Manuel Rodríguez Rivero
Ahogados en información
Manuel Rodríguez Rivero 22 FEB 2012
Leo -hasta donde puedo: se trata de un libro exigente con el lector escaso de conocimientos matemáticos- La información (editorial Crítica), el best-seller de James Gleick que la crítica anglohablante ha saludado como una de las obras imprescindibles de la alta divulgación científica de los últimos años. Su objeto es el que enuncia su título: la información, no solo en lo que se refiere a su condición de vehículo de conocimiento (o de simples datos), sino a su misma naturaleza. ¿Qué es lo que tienen en común el tambor africano de dos tonos y el telégrafo electromagnético de Morse? ¿Qué hermana las tabletas babilónicas de arcilla atestadas de signos cuneiformes con la Biblia de 42 líneas de Gutenberg o con el e-book de nuestros días? ¿Y a las señales de tráfico con el ADN?
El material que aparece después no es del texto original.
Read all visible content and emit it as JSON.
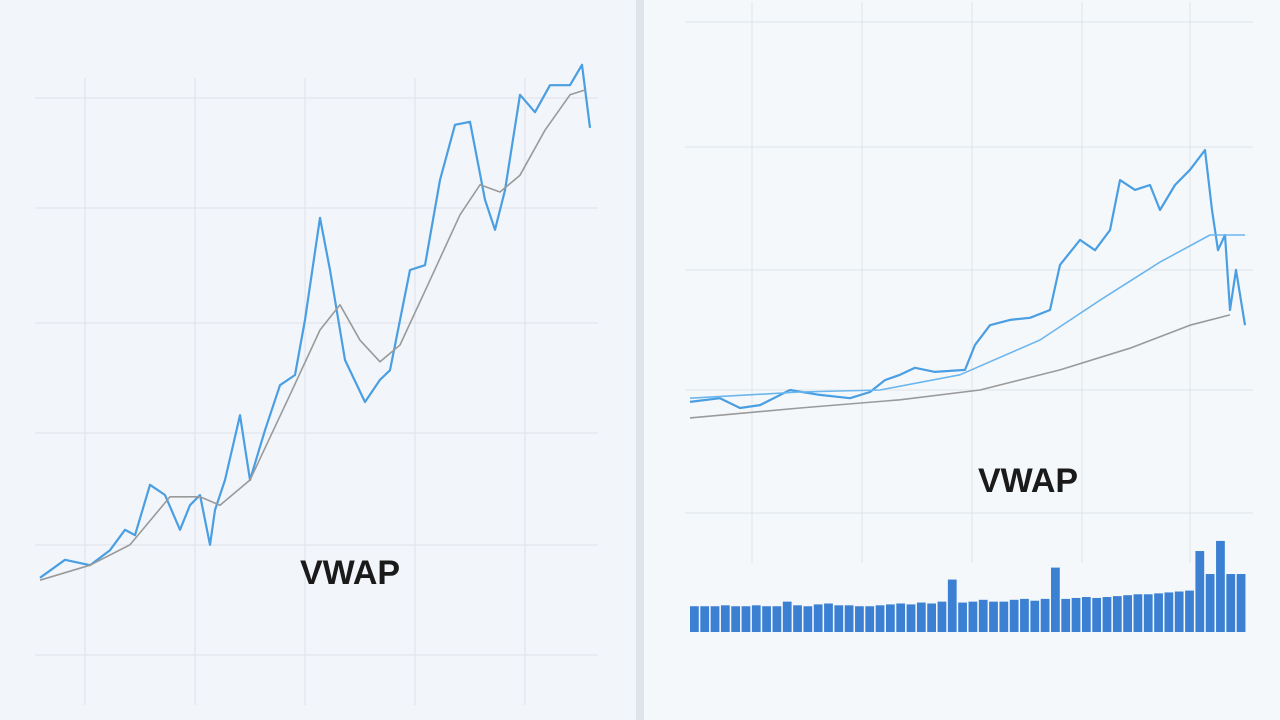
{
  "chart_data": [
    {
      "type": "line",
      "annotation": "VWAP",
      "xlim": [
        0,
        550
      ],
      "ylim": [
        0,
        100
      ],
      "grid": true,
      "series": [
        {
          "color": "#4a9ee2",
          "x": [
            0,
            25,
            50,
            70,
            85,
            95,
            110,
            125,
            140,
            150,
            160,
            170,
            175,
            185,
            200,
            210,
            225,
            240,
            255,
            265,
            280,
            290,
            305,
            325,
            340,
            350,
            370,
            385,
            400,
            415,
            430,
            445,
            455,
            465,
            480,
            495,
            510,
            530,
            542,
            550
          ],
          "values": [
            13.7,
            16.7,
            15.8,
            18.3,
            21.7,
            20.8,
            29.2,
            27.5,
            21.7,
            25.8,
            27.5,
            19.2,
            25,
            30,
            40.8,
            30,
            38.3,
            45.8,
            47.5,
            56.7,
            73.7,
            65,
            50,
            43,
            46.7,
            48.3,
            65,
            65.8,
            80,
            89.2,
            89.7,
            76.7,
            71.7,
            78.3,
            94.2,
            91.3,
            95.8,
            95.8,
            99.2,
            88.7
          ]
        },
        {
          "color": "#9a9a9a",
          "x": [
            0,
            50,
            90,
            130,
            160,
            180,
            210,
            250,
            280,
            300,
            320,
            340,
            360,
            390,
            420,
            440,
            460,
            480,
            505,
            530,
            545
          ],
          "values": [
            13.3,
            15.8,
            19.2,
            27.2,
            27.2,
            25.8,
            30,
            44.2,
            55,
            59.2,
            53.3,
            49.7,
            52.5,
            63.3,
            74.2,
            79.2,
            78,
            80.8,
            88.3,
            94.2,
            95
          ]
        }
      ]
    },
    {
      "type": "line",
      "annotation": "VWAP",
      "xlim": [
        0,
        555
      ],
      "ylim": [
        0,
        100
      ],
      "grid": true,
      "series": [
        {
          "color": "#4a9ee2",
          "x": [
            0,
            30,
            50,
            70,
            100,
            130,
            160,
            180,
            195,
            210,
            225,
            245,
            275,
            285,
            300,
            320,
            340,
            360,
            370,
            390,
            405,
            420,
            430,
            445,
            460,
            470,
            485,
            500,
            515,
            522,
            528,
            535,
            540,
            546,
            555
          ],
          "values": [
            9.3,
            10.2,
            7.8,
            8.5,
            12.2,
            11,
            10.2,
            11.7,
            14.6,
            15.9,
            17.6,
            16.6,
            17.1,
            23.2,
            28,
            29.3,
            29.8,
            31.7,
            42.7,
            48.8,
            46.3,
            51.2,
            63.4,
            61,
            62.2,
            56.1,
            62.2,
            65.9,
            70.7,
            56.1,
            46.3,
            50,
            31.7,
            41.5,
            28
          ]
        },
        {
          "color": "#6cb6ee",
          "x": [
            0,
            110,
            190,
            270,
            350,
            410,
            470,
            520,
            555
          ],
          "values": [
            10.2,
            11.7,
            12.2,
            15.9,
            24.4,
            34.1,
            43.4,
            50,
            50
          ]
        },
        {
          "color": "#9a9a9a",
          "x": [
            0,
            110,
            210,
            290,
            370,
            440,
            500,
            540
          ],
          "values": [
            5.4,
            7.8,
            9.8,
            12.2,
            17.1,
            22.4,
            28,
            30.5
          ]
        }
      ]
    },
    {
      "type": "bar",
      "color": "#3b80d2",
      "ylim": [
        0,
        100
      ],
      "values": [
        28,
        28,
        28,
        29,
        28,
        28,
        29,
        28,
        28,
        33,
        29,
        28,
        30,
        31,
        29,
        29,
        28,
        28,
        29,
        30,
        31,
        30,
        32,
        31,
        33,
        57,
        32,
        33,
        35,
        33,
        33,
        35,
        36,
        34,
        36,
        70,
        36,
        37,
        38,
        37,
        38,
        39,
        40,
        41,
        41,
        42,
        43,
        44,
        45,
        88,
        63,
        99,
        63,
        63
      ]
    }
  ]
}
Vivimos absolutamente interconectados en una gigantesca nube de información. Incluso hay quienes sostienen, como Richard Dawkins, que desde nuestros mismos genes somos pura información: es decir, palabras, instrucciones, datos. Gleick analiza en su libro las formas en que se ha desplegado en la historia, desde el nacimiento del lenguaje hasta el parloteo globalizado e incesante de la actual twittesfera (permítanme el neologismo), explicando el modo en que los cambios tecnológicos han propiciado diferentes procedimientos de organizarla y procesarla, y deteniéndose en el papel que en ese largo camino han tenido personajes fascinantes -y, a veces, atrabiliarios- como Charles Babbage (1791-1871), pionero de la computación, Alan Turing (1912-1954), matemático y criptógrafo, o Claude Shannon (1916-2001), ingeniero electrónico y reputado padre de la llamada teoría de la información.
Más allá de las tesis de Gleick, lo cierto es nos ahogamos en información. Es muy posible que parecida sensación haya sido experimentada en otros momentos de la historia: en la Europa del XVI, por ejemplo, cuando la imprenta incrementó exponencialmente la cantidad de lo escrito y la multiplicación de los libros allanó el paso de la lectura intensiva a la extensiva. O cuando surgieron los diarios. O, mucho más tarde, cuando se popularizaron inventos como el teléfono, la radio y la televisión. Pero lo que ocurre ahora es que hemos llegado a rizar el rizo: mediante Twitter y Facebook estamos a punto de conseguir que cada momento de nuestra vida -de la de cada cual- pueda obtener su reflejo, su réplica "informativa". Como si cada una de nuestras acciones, pensamientos y sentimientos (casuales o impostados, verdaderos o fingidos) pudiera archivarse acrítica e inmediatamente en una gigantesca nube de información susceptible de ser universalmente compartida, como una especie de doble o calco virtual de nuestra realidad, de modo semejante a aquel monstruoso mapa borgiano que reproducía con total exactitud y a tamaño natural cada uno de los accidentes del imperio cartografiado.
De modo que estamos cada vez más informados, pero no somos necesariamente más sabios. Confundimos no solo información con conocimiento, sino también, como apuntaba en este mismo periódico el filósofo Manuel Cruz, conocimiento y experiencia, lo que nos lleva indefectiblemente a la infatuación del presente y de lo meramente testimonial, una forma enfermiza de celebrarnos a nosotros mismos y a nuestras acciones, obviando que, además de información, necesitamos, por ejemplo, perspectiva.
El periodismo -inevitablemente presentista- debería tenerlo en cuenta y marcar ciertas distancias, reinventándose una vez más y acotando con mayor nitidez las diferencias entre los canales a través de los que suministra la información. Podría lograrlo desviando de vez en cuando su mirada del deslumbrante fulgor de lo actual-instantáneo (a menudo, el imperio de la anécdota) y abriéndose sin temor a la reflexión y al comentario, como en sus orígenes ilustrados y dieciochescos. De ese modo, aunque resulte paradójico, cumpliría mejor su secular misión de informar (bien) a muchos de lo que (todavía) saben pocos.